Foto LaPresse/Claudio Furlan 

Bandiera Bianca

Il virus e l'esigenza di ripensare l'idea romantica della scuola. Il caso del Manzoni

Antonio Gurrado

I nuovi criteri per l'ammissione al liceo milanese hanno sollevato l'indignazione di bottipienisti e mogliubriachisti: ma se abbiamo bisogno di più spazio e non abbiamo spazi, cosa facciamo? 
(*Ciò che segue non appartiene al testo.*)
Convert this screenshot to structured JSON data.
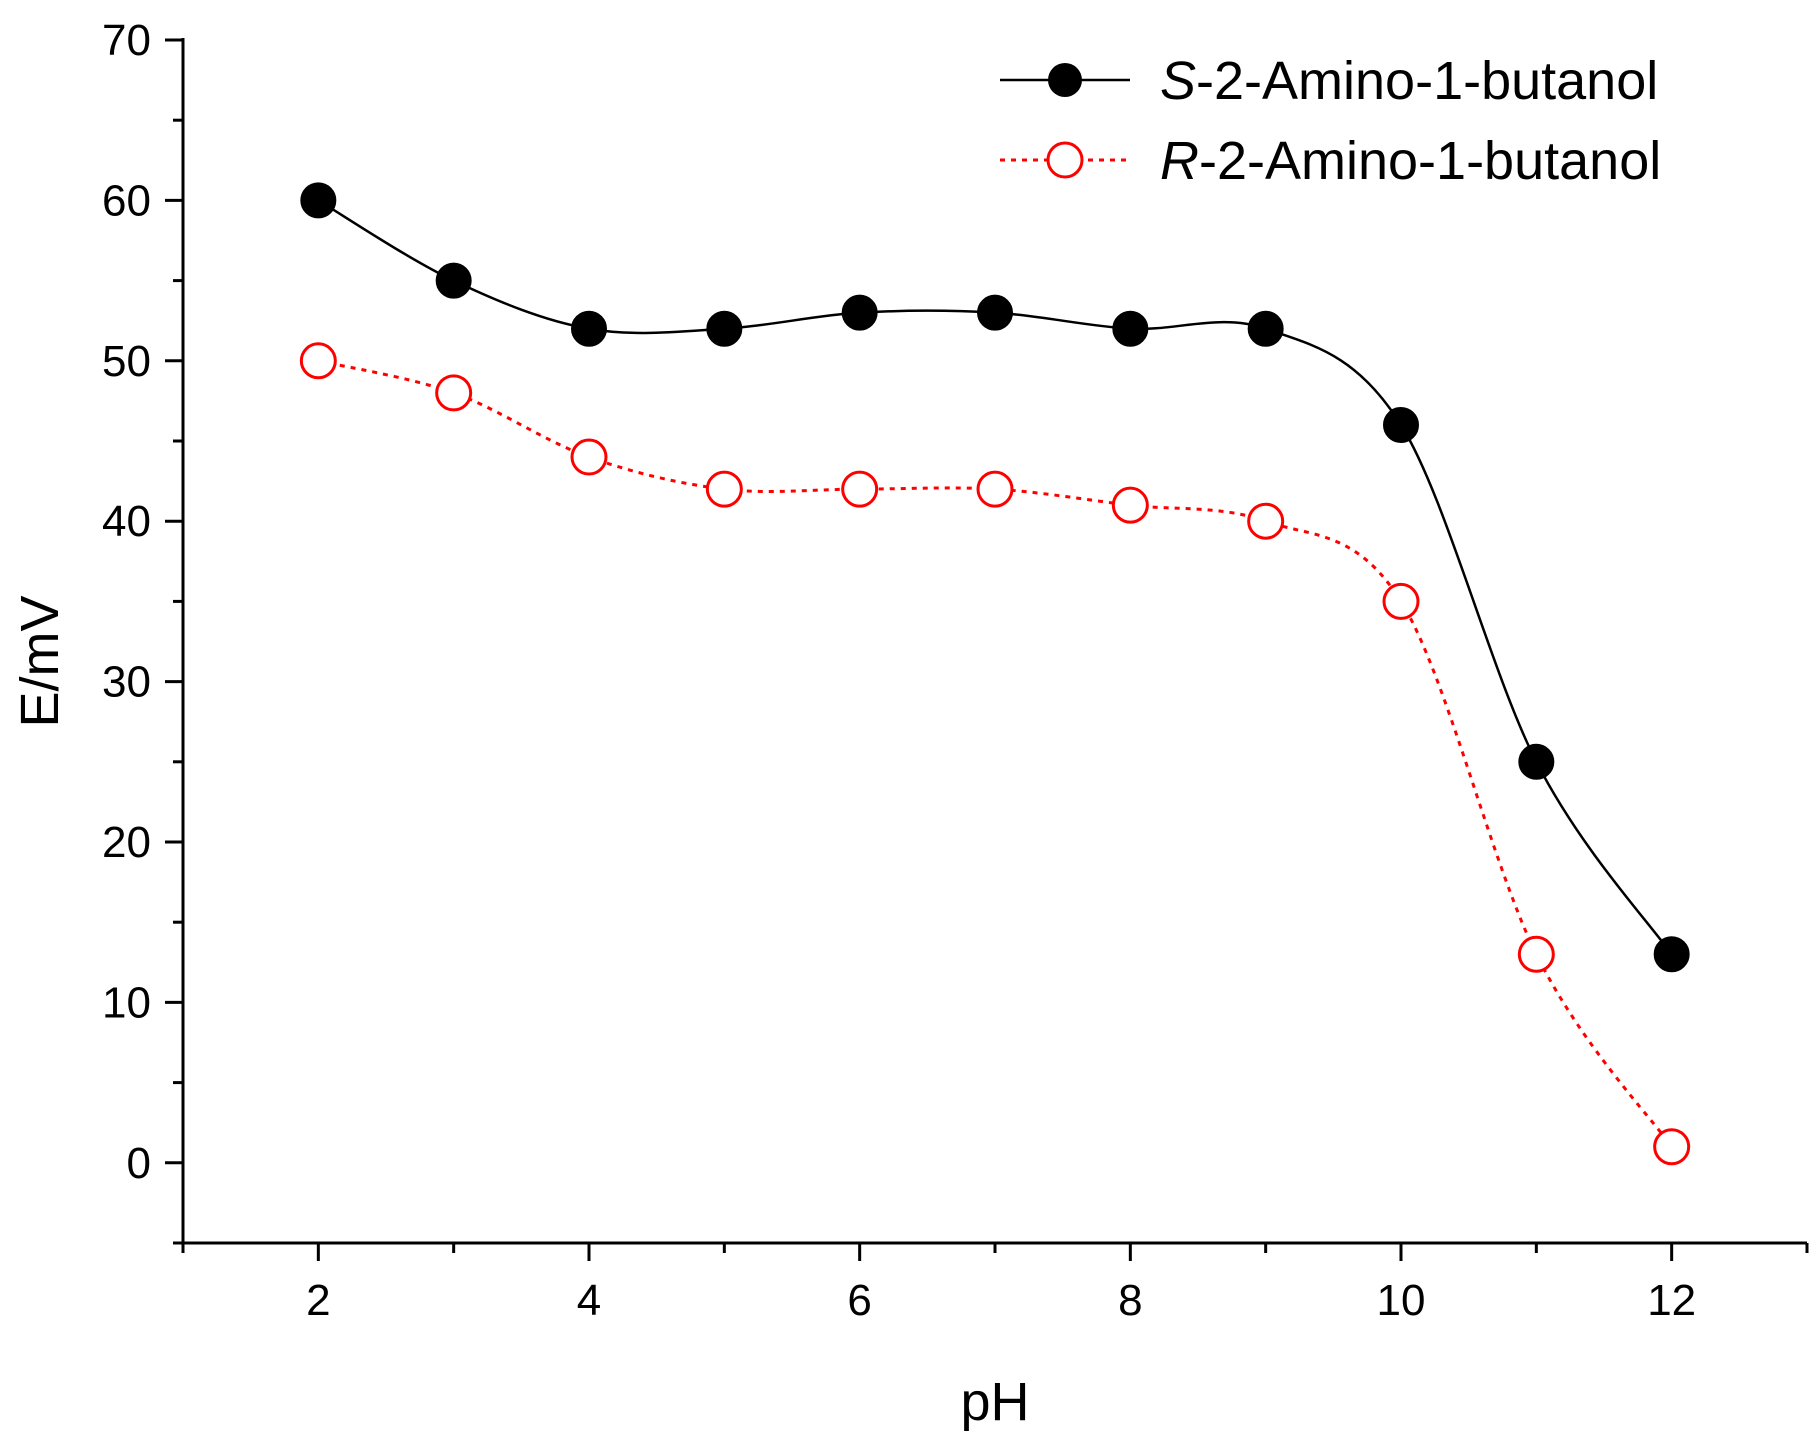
{
  "chart_data": {
    "type": "line",
    "title": "",
    "xlabel": "pH",
    "ylabel": "E/mV",
    "xlim": [
      1,
      13
    ],
    "ylim": [
      -5,
      70
    ],
    "xticks": [
      2,
      4,
      6,
      8,
      10,
      12
    ],
    "yticks": [
      0,
      10,
      20,
      30,
      40,
      50,
      60,
      70
    ],
    "xtick_labels": [
      "2",
      "4",
      "6",
      "8",
      "10",
      "12"
    ],
    "ytick_labels": [
      "0",
      "10",
      "20",
      "30",
      "40",
      "50",
      "60",
      "70"
    ],
    "grid": false,
    "legend_position": "top-right",
    "x": [
      2,
      3,
      4,
      5,
      6,
      7,
      8,
      9,
      10,
      11,
      12
    ],
    "series": [
      {
        "name": "S-2-Amino-1-butanol",
        "name_prefix": "S",
        "name_rest": "-2-Amino-1-butanol",
        "color": "#000000",
        "marker": "filled-circle",
        "line_style": "solid",
        "values": [
          60,
          55,
          52,
          52,
          53,
          53,
          52,
          52,
          46,
          25,
          13
        ]
      },
      {
        "name": "R-2-Amino-1-butanol",
        "name_prefix": "R",
        "name_rest": "-2-Amino-1-butanol",
        "color": "#ff0000",
        "marker": "open-circle",
        "line_style": "dotted",
        "values": [
          50,
          48,
          44,
          42,
          42,
          42,
          41,
          40,
          35,
          13,
          1
        ]
      }
    ]
  }
}
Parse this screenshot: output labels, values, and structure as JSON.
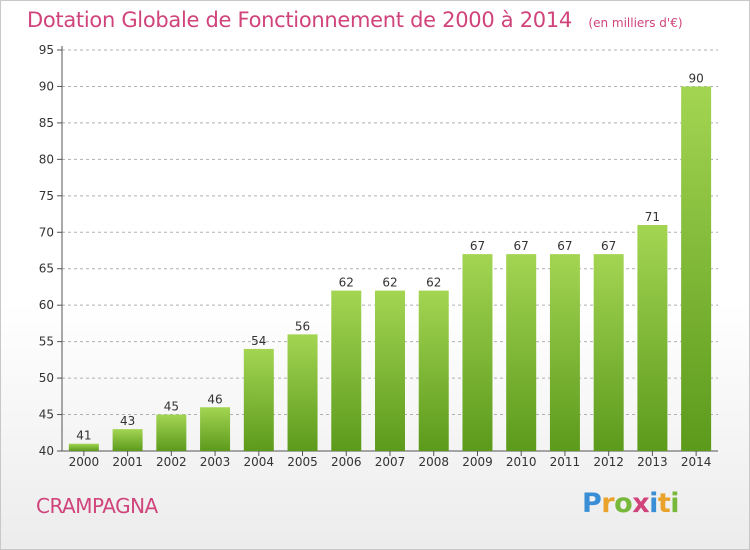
{
  "title": "Dotation Globale de Fonctionnement de 2000 à 2014",
  "subtitle": "(en milliers d'€)",
  "commune": "CRAMPAGNA",
  "logo_text": "Proxiti",
  "colors": {
    "bar_light": "#a3d552",
    "bar_dark": "#5c9a1c",
    "title": "#d0437b",
    "grid": "#aaaaaa"
  },
  "chart_data": {
    "type": "bar",
    "categories": [
      "2000",
      "2001",
      "2002",
      "2003",
      "2004",
      "2005",
      "2006",
      "2007",
      "2008",
      "2009",
      "2010",
      "2011",
      "2012",
      "2013",
      "2014"
    ],
    "values": [
      41,
      43,
      45,
      46,
      54,
      56,
      62,
      62,
      62,
      67,
      67,
      67,
      67,
      71,
      90
    ],
    "ylim": [
      40,
      95
    ],
    "yticks": [
      40,
      45,
      50,
      55,
      60,
      65,
      70,
      75,
      80,
      85,
      90,
      95
    ],
    "grid": "horizontal dashed",
    "data_labels": true,
    "xlabel": "",
    "ylabel": ""
  }
}
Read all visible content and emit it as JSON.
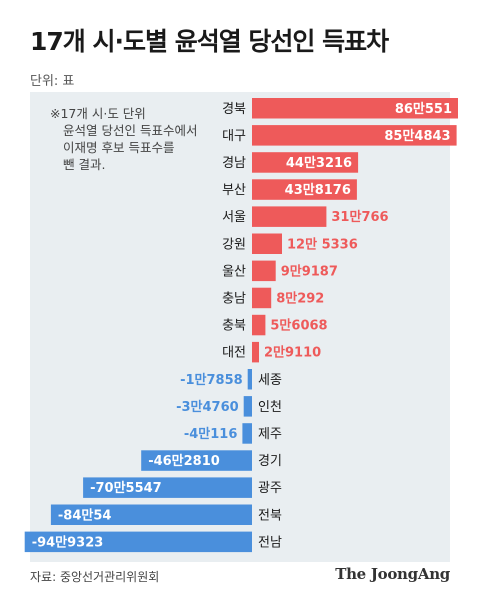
{
  "title": "17개 시·도별 윤석열 당선인 득표차",
  "unit": "단위: 표",
  "note": [
    "※17개 시·도 단위",
    "윤석열 당선인 득표수에서",
    "이재명 후보 득표수를",
    "뺀 결과."
  ],
  "source": "자료: 중앙선거관리위원회",
  "brand": "The JoongAng",
  "colors": {
    "positive": "#ee5a5a",
    "negative": "#4a8fdc",
    "panel": "#e9eef1"
  },
  "chart_data": {
    "type": "bar",
    "orientation": "horizontal",
    "categories": [
      "경북",
      "대구",
      "경남",
      "부산",
      "서울",
      "강원",
      "울산",
      "충남",
      "충북",
      "대전",
      "세종",
      "인천",
      "제주",
      "경기",
      "광주",
      "전북",
      "전남"
    ],
    "values": [
      860551,
      854843,
      443216,
      438176,
      310766,
      125336,
      99187,
      80292,
      56068,
      29110,
      -17858,
      -34760,
      -40116,
      -462810,
      -705547,
      -840054,
      -949323
    ],
    "value_labels": [
      "86만551",
      "85만4843",
      "44만3216",
      "43만8176",
      "31만766",
      "12만 5336",
      "9만9187",
      "8만292",
      "5만6068",
      "2만9110",
      "-1만7858",
      "-3만4760",
      "-4만116",
      "-46만2810",
      "-70만5547",
      "-84만54",
      "-94만9323"
    ]
  }
}
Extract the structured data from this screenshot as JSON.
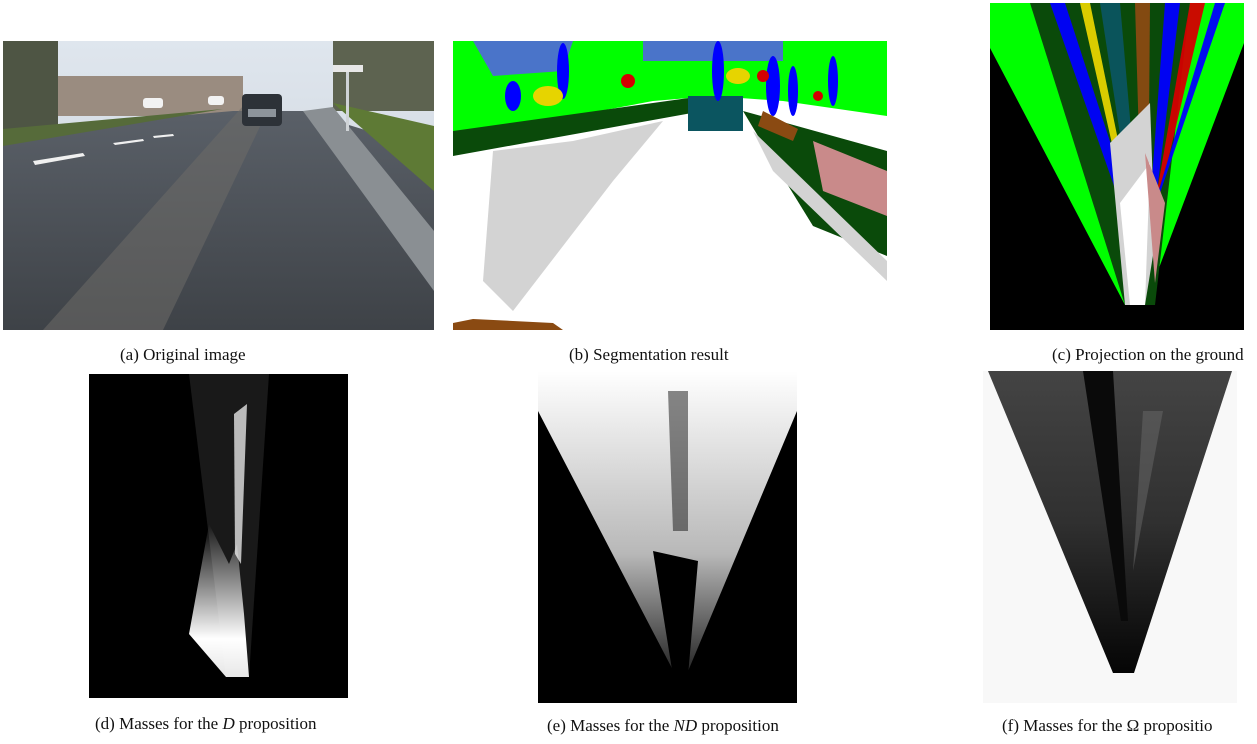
{
  "captions": {
    "a": {
      "label": "(a)",
      "text": "Original image"
    },
    "b": {
      "label": "(b)",
      "text": "Segmentation result"
    },
    "c": {
      "label": "(c)",
      "text": "Projection on the ground"
    },
    "d": {
      "label": "(d)",
      "pre": "Masses for the ",
      "symbol": "D",
      "post": " proposition"
    },
    "e": {
      "label": "(e)",
      "pre": "Masses for the ",
      "symbol": "ND",
      "post": " proposition"
    },
    "f": {
      "label": "(f)",
      "pre": "Masses for the ",
      "symbol": "Ω",
      "post": " propositio"
    }
  },
  "colors": {
    "road": "#ffffff",
    "sidewalk": "#d3d3d3",
    "vegetation": "#00ff00",
    "dark_vegetation": "#0a4a0a",
    "car": "#0b5560",
    "sky": "#4a74c9",
    "pole": "#0000ff",
    "sign": "#e6d400",
    "red": "#d40000",
    "terrain": "#8a4a12",
    "pink": "#c98a8a",
    "background": "#000000"
  }
}
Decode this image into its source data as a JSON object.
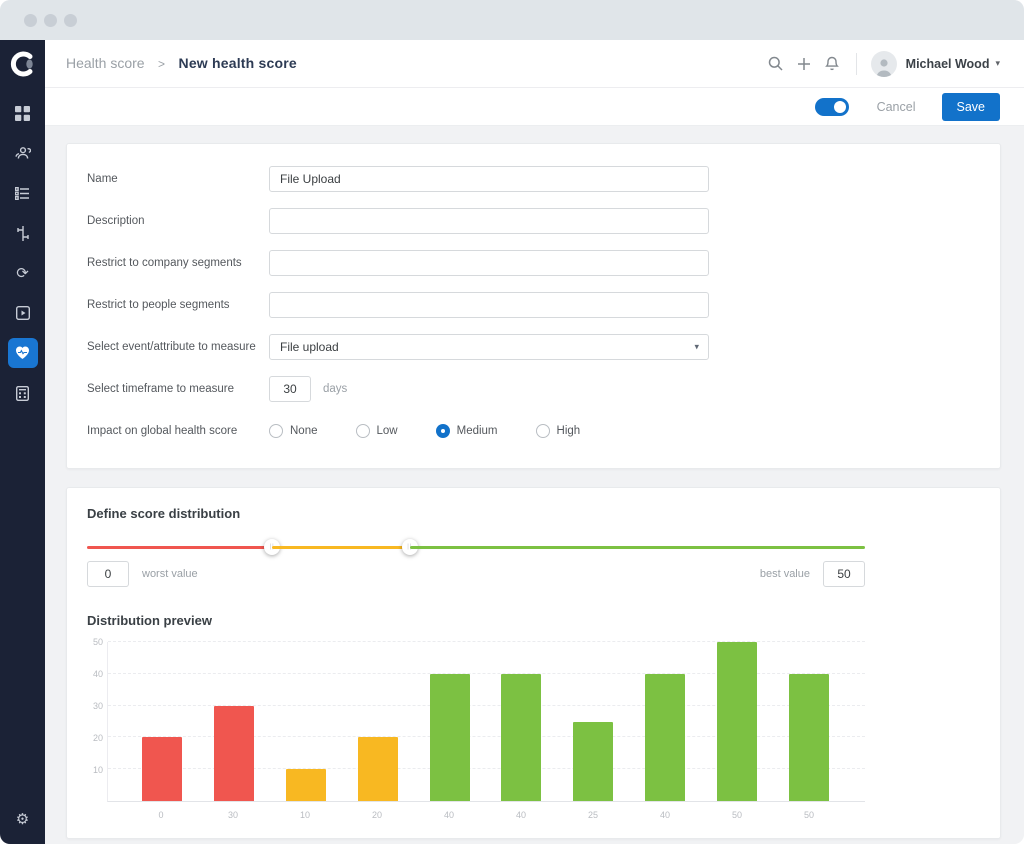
{
  "window": {
    "controls": [
      "dot",
      "dot",
      "dot"
    ]
  },
  "sidebar": {
    "logo": "app-logo",
    "items": [
      {
        "name": "dashboard",
        "icon": "grid-icon",
        "active": false
      },
      {
        "name": "accounts",
        "icon": "people-icon",
        "active": false
      },
      {
        "name": "tasks",
        "icon": "checklist-icon",
        "active": false
      },
      {
        "name": "workflow",
        "icon": "workflow-icon",
        "active": false
      },
      {
        "name": "sync",
        "icon": "sync-icon",
        "active": false
      },
      {
        "name": "playbook",
        "icon": "playbook-icon",
        "active": false
      },
      {
        "name": "health-score",
        "icon": "heart-pulse-icon",
        "active": true
      },
      {
        "name": "calculator",
        "icon": "calculator-icon",
        "active": false
      }
    ],
    "bottom_item": {
      "name": "settings",
      "icon": "gear-icon"
    }
  },
  "header": {
    "breadcrumb": {
      "root": "Health score",
      "separator": ">",
      "current": "New health score"
    },
    "icons": [
      "search-icon",
      "plus-icon",
      "bell-icon"
    ],
    "user": {
      "name": "Michael Wood",
      "caret": "▾"
    }
  },
  "toolbar": {
    "toggle_on": true,
    "cancel_label": "Cancel",
    "save_label": "Save",
    "accent_color": "#1272ca"
  },
  "form": {
    "rows": [
      {
        "label": "Name",
        "type": "text",
        "value": "File Upload"
      },
      {
        "label": "Description",
        "type": "text",
        "value": ""
      },
      {
        "label": "Restrict to company segments",
        "type": "text",
        "value": ""
      },
      {
        "label": "Restrict to people segments",
        "type": "text",
        "value": ""
      },
      {
        "label": "Select event/attribute to measure",
        "type": "select",
        "value": "File upload",
        "caret": "▾"
      },
      {
        "label": "Select timeframe to measure",
        "type": "number",
        "value": "30",
        "suffix": "days"
      },
      {
        "label": "Impact on global health score",
        "type": "radio",
        "options": [
          "None",
          "Low",
          "Medium",
          "High"
        ],
        "selected": 2
      }
    ]
  },
  "distribution": {
    "title": "Define score distribution",
    "worst_value": "0",
    "worst_label": "worst value",
    "best_label": "best value",
    "best_value": "50",
    "slider": {
      "segments": [
        {
          "band": "red",
          "color": "#f0564f",
          "width_pct": 23.8
        },
        {
          "band": "yellow",
          "color": "#f8b822",
          "width_pct": 17.7
        },
        {
          "band": "green",
          "color": "#7cc142",
          "width_pct": 58.5
        }
      ]
    }
  },
  "chart_data": {
    "type": "bar",
    "title": "Distribution preview",
    "categories": [
      "0",
      "30",
      "10",
      "20",
      "40",
      "40",
      "25",
      "40",
      "50",
      "50"
    ],
    "values": [
      20,
      30,
      10,
      20,
      40,
      40,
      25,
      40,
      50,
      40
    ],
    "bar_colors": [
      "#f0564f",
      "#f0564f",
      "#f8b822",
      "#f8b822",
      "#7cc142",
      "#7cc142",
      "#7cc142",
      "#7cc142",
      "#7cc142",
      "#7cc142"
    ],
    "xlabel": "",
    "ylabel": "",
    "ylim": [
      0,
      50
    ],
    "yticks": [
      10,
      20,
      30,
      40,
      50
    ],
    "grid": true,
    "legend": false
  }
}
Se vogliamo estendere la visuale sulla scuola a una prospettiva un po’ più ampia del 13 o del 24 novembre, la vera notizia del giorno non è il ritorno clandestino della didattica a distanza bensì il caso del Manzoni, lo storico liceo milanese che ha dovuto cambiare a furor di popolo i criteri di ammissione previsti per l’anno venturo. Al Manzoni è successo ciò che fior di autorevoli opinionisti avevano vaticinato per i più prestigiosi college anglo-americani: alle limitazioni logistiche imposte dall’emergenza sanitaria corrisponderà una riduzione della disponibilità della didattica in presenza, quindi bisogna far sì che questa riduzione non vada a discapito della qualità.

    

Il Manzoni, non disponendo di spazi per far fronte a tutte le preventivabili richieste di iscrizione, aveva in prima battuta stabilito per l’anno scolastico 2020-’21 due prerequisiti per i nuovi alunni: la provenienza da una zona di Milano limitrofa all’istituto (grossomodo, il centro) e voti elevati alla scuola media. Ne è conseguita una sollevazione indignata da parte dei soliti bottipienisti e mogliubriachisti, che vogliono una maggiore distanza fra gli alunni nelle aule senza diminuire il numero di alunni nelle medesime aule; nonché, inevitabile, l’accusa di elitarismo di quartiere che ha portato l’istituto a soprassedere sospendendo il provvedimento.

 

Se però è vero quel che scrivono i giornali, il criterio di viciniorietà era già in vigore, quindi causa di scandalo è stata l’aggiunta del voto delle medie; chi ha protestato lo ha fatto contro l’idea della selezione qualitativa. In Italia infatti il sistema dell’istruzione si fonda su una sostanziale ipocrisia: così come si deve dire che la didattica continua in presenza, salvo garantire una percentuale di didattica a distanza compresa fra il 75 e il 100 per cento, allo stesso modo non si può dire che fatalmente le scuole non sono tutte uguali, non garantiscono la stessa qualità di apprendimento, e quindi un diploma non vale l’altro.

 

Il caso del Manzoni è stato un’avvisaglia del futuro che ci attende e la sua colpa sta solo nell’aver anticipato i tempi del prossimo dibattito insolubile sulla scuola, ovvero: poiché abbiamo bisogno di più spazio ma non abbiamo abbastanza spazi, cosa facciamo? Corriamo il rischio di perdere gli studenti migliori sorteggiando chi può andare a scuola o ridiscutiamo l’idea romantica della scuola dell’obbligo uguale dappertutto per tutti?